El observador permanente del Vaticano ante la ONU, Ettore Balestrero, cifra en 5.000 los fieles asesinados en 2025 y alerta sobre la «persecución cortés» que avanza en Occidente mediante la marginación y exclusión
La Santa Sede ha alzado la voz en el marco de las Naciones Unidas para denunciar una realidad estadística que no deja de escalar. Durante su intervención en la iniciativa «Al lado de los cristianos perseguidos: defender la fe y los valores cristianos», promovida por la representación de Hungría en Ginebra, el arzobispo Ettore Balestrero, observador permanente de la Santa Sede, ha calificado a los cristianos como la «comunidad religiosa más perseguida del mundo».
Las cifras aportadas por el representante vaticano dibujan un escenario crítico: casi 400 millones de fieles —uno de cada siete cristianos en el planeta— sufren persecución o violencia. En el año 2025, el número de fieles asesinados por su fe ascendió a casi 5.000, lo que supone, en palabras de Balestrero, que «trece al día» pierden la vida por este motivo.

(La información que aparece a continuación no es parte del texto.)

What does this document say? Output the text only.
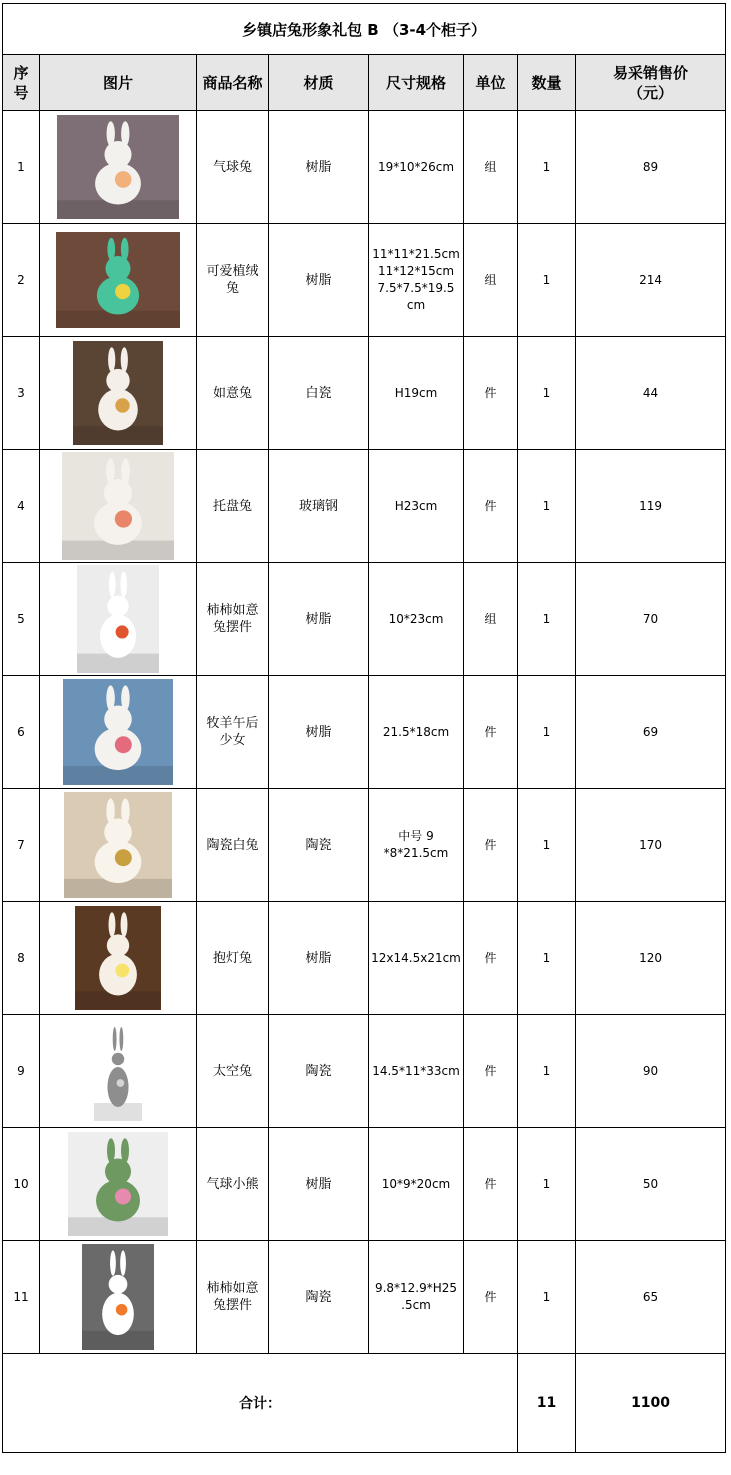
乡镇店兔形象礼包 B （3-4个柜子）							
序
号	图片	商品名称	材质	尺寸规格	单位	数量	易采销售价
（元）
1		气球兔	树脂	19*10*26cm	组	1	89
2		可爱植绒
兔	树脂	11*11*21.5cm
11*12*15cm
7.5*7.5*19.5
cm	组	1	214
3		如意兔	白瓷	H19cm	件	1	44
4		托盘兔	玻璃钢	H23cm	件	1	119
5		柿柿如意
兔摆件	树脂	10*23cm	组	1	70
6		牧羊午后
少女	树脂	21.5*18cm	件	1	69
7		陶瓷白兔	陶瓷	中号 9
*8*21.5cm	件	1	170
8		抱灯兔	树脂	12x14.5x21cm	件	1	120
9		太空兔	陶瓷	14.5*11*33cm	件	1	90
10		气球小熊	树脂	10*9*20cm	件	1	50
11		柿柿如意
兔摆件	陶瓷	9.8*12.9*H25
.5cm	件	1	65
合计：						11	1100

La responsabilidad de los Estados
Desde la perspectiva del derecho internacional, el arzobispo ha recordado que estos creyentes son «víctimas de escandalosas violaciones de los derechos humanos». Balestrero ha subrayado que aquellos que han sido asesinados por su fe «son mártires en el sentido etimológico del término: testigos de su creencia que encarnan valores que desafían la lógica del poder». Ha añadido que ello no exime a los gobiernos de sus obligaciones: «Su testimonio no debe distraer de la responsabilidad fundamental de los Estados, que deberían haberlos protegido».
En este sentido, el prelado ha enfatizado que es deber de todo Estado no solo respetar la libertad de culto, sino impedir que terceros violen este derecho. Sin embargo, ha denunciado que «la impunidad sigue siendo una de las cuestiones más graves en el panorama global de la persecución religiosa».
La «persecución cortés» en Europa
La denuncia de la Santa Sede no se ha limitado a los países en conflicto o con regímenes totalitarios. Balestrero ha puesto el foco en Europa, donde la Oficina para las Instituciones Democráticas y los Derechos Humanos de la OSCE registró más de 760 crímenes de odio contra cristianos en 2024.
Más allá de la violencia física, el arzobispo ha advertido sobre una «persecución cortés». Esta ‘modalidad’, más sutil y silenciosa, se manifiesta a través de una «gradual marginación y exclusión de la vida política, social y profesional», incluso en tierras de tradición cristiana. Según la Santa Sede, esta discriminación se concreta en normas y prácticas administrativas que restringen o anulan derechos legalmente reconocidos a la población creyente
Para concluir su intervención, Balestrero ha recurrido al simbolismo de la Cruz para explicar la doble naturaleza de estos ataques. Al representar la apertura a la trascendencia (línea vertical) y el vínculo con los demás (línea horizontal), el arzobispo ha señalado que los ataques a la dimensión vertical «tratan de romper la relación entre la conciencia y Dios, confinando la fe al silencio», mientras que los ataques contra la dimensión horizontal se producen cuando se persigue a los cristianos, «lo que priva al ser humano de su capacidad innata de responder libremente a la llamada de la verdad».